The union health ministry would launch the Rs 408-crore Integrated Disease Surveillance Project (IDSP) in October, 2004 and the first phase of the project will cover 206 districts in eight states.
IDS Project, the five-year nationwide disease surveillance project in three phases, aims to improve infrastructure in meeting outbreak of communicable and non-communicable diseases by way of capacity building to track diseases, upgrading infrastructure in district government hospitals, creation of surveillance teams, improving infrastructure at laboratories attached to district hospitals etc.
The IDSP will monitor outbreak of communicable diseases like malaria, acute diarrhoeal diseases, typhoid, tuberculosis, measles, polio, plague and non-communicable diseases (including road traffic accidents), unusual clinical syndromes, sentinel surveillance of HIV/AIDS and Hepatitis A & B. While 75 percent of the funds would be from the World Bank, the union health ministry would contribute the rest, said Dr.Anbumani Ramadoss, Union Minister for Health and Family Welfare in Chennai while announcing the project, this week.
The first phase covers the states of Tamilnadu, Kerala, Karnataka, Andhra Pradesh, Maharashtra, Madhya Pradesh, Himachal Pradesh and two northeastern states. The second phase, starting next year, will cover 176 districts in 12 states. The rest of the total 602 districts and the union territories will be covered in the last phase during 2006-'07.
Data management and advanced IT communication will be a main feature of the project. Each district will have a select team of trained surveillance personnel to monitor and collect date on the diseases, which will be passed on to the official authorities in the state and central level. For faster communication, all the laboratories attached to district hospitals will be computerized with data transfer facilities. In order to ensure the programme reaches village grass root level, village level health registers will be created with the help of 12 lakh auxiliary workers employed under the project. Further, the IDSP would integrate with all other various ongoing disease surveillance projects, including surveillance of HIV/AIDS, informed the union health minister.

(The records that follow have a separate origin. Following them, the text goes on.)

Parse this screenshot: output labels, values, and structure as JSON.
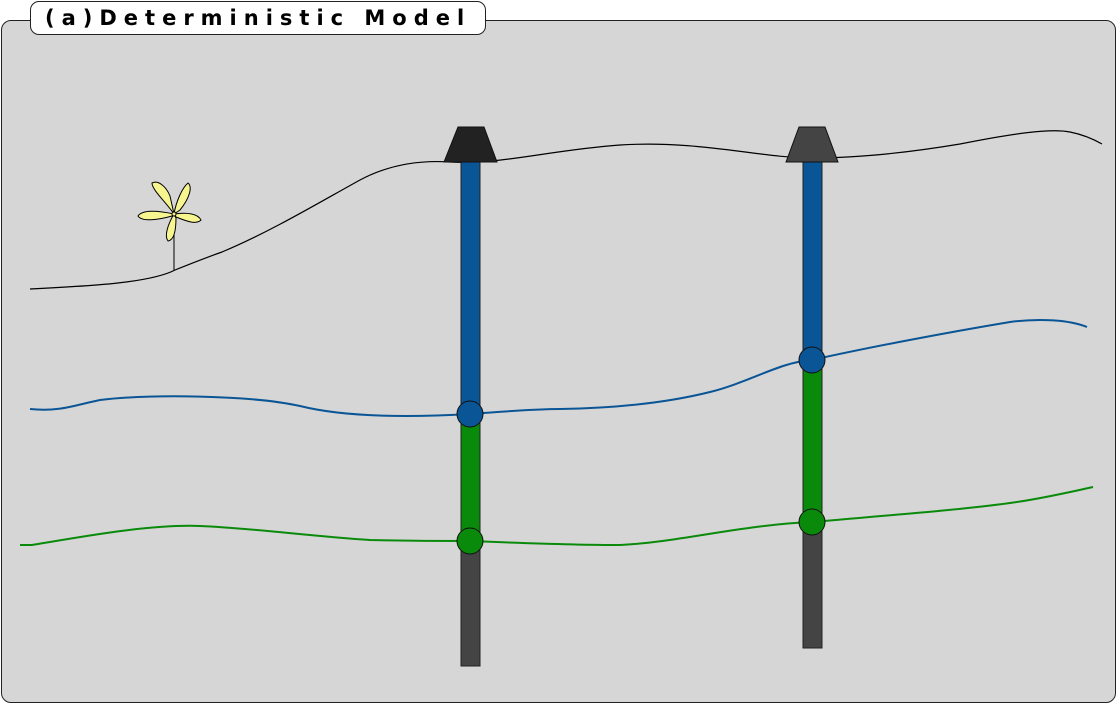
{
  "figure": {
    "title": "(a)Deterministic Model"
  },
  "colors": {
    "background": "#d6d6d6",
    "surface": "#000000",
    "upper_horizon": "#0a5596",
    "lower_horizon": "#0a8a0a",
    "well_bottom": "#444444",
    "wellhead_left": "#222222",
    "wellhead_right": "#444444",
    "turbine": "#f6f58f"
  },
  "icons": {
    "wind_turbine": "wind-turbine-icon",
    "wellhead": "wellhead-icon"
  }
}
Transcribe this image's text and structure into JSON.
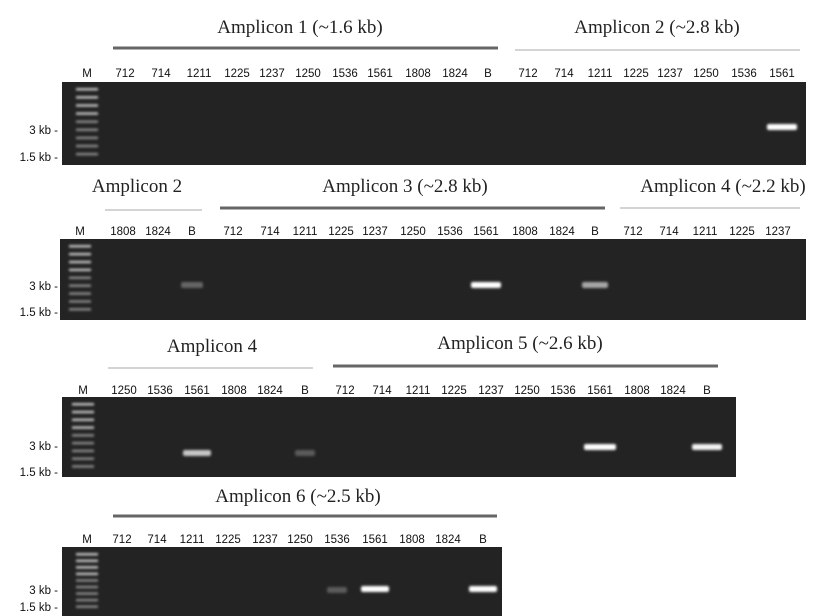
{
  "panels": [
    {
      "headers": [
        "Amplicon 1 (~1.6 kb)",
        "Amplicon 2 (~2.8 kb)"
      ],
      "lanes": [
        "M",
        "712",
        "714",
        "1211",
        "1225",
        "1237",
        "1250",
        "1536",
        "1561",
        "1808",
        "1824",
        "B",
        "712",
        "714",
        "1211",
        "1225",
        "1237",
        "1250",
        "1536",
        "1561"
      ],
      "size_markers": [
        "3 kb -",
        "1.5 kb -"
      ]
    },
    {
      "headers": [
        "Amplicon 2",
        "Amplicon 3 (~2.8 kb)",
        "Amplicon 4 (~2.2 kb)"
      ],
      "lanes": [
        "M",
        "1808",
        "1824",
        "B",
        "712",
        "714",
        "1211",
        "1225",
        "1237",
        "1250",
        "1536",
        "1561",
        "1808",
        "1824",
        "B",
        "712",
        "714",
        "1211",
        "1225",
        "1237"
      ],
      "size_markers": [
        "3 kb -",
        "1.5 kb -"
      ]
    },
    {
      "headers": [
        "Amplicon 4",
        "Amplicon 5 (~2.6 kb)"
      ],
      "lanes": [
        "M",
        "1250",
        "1536",
        "1561",
        "1808",
        "1824",
        "B",
        "712",
        "714",
        "1211",
        "1225",
        "1237",
        "1250",
        "1536",
        "1561",
        "1808",
        "1824",
        "B"
      ],
      "size_markers": [
        "3 kb -",
        "1.5 kb -"
      ]
    },
    {
      "headers": [
        "Amplicon 6 (~2.5 kb)"
      ],
      "lanes": [
        "M",
        "712",
        "714",
        "1211",
        "1225",
        "1237",
        "1250",
        "1536",
        "1561",
        "1808",
        "1824",
        "B"
      ],
      "size_markers": [
        "3 kb -",
        "1.5 kb -"
      ]
    }
  ]
}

He also said the government would launch the second phase of the revamped National Programme for Blindness Control within a month. The revamped programme will include cataract, glaucoma and diabetes induced eye problems. The project targets 2.11-crore cataract operations in five years, of which more than 80 percent will be intra ocular implants. Of the Rs.445 crore earmarked for the programme, Rs.248 crore will be given to states as recurring assistance. The programme targets to bring down the incidence of blindness in the country to 0.3 percent within 2010, informed the minister.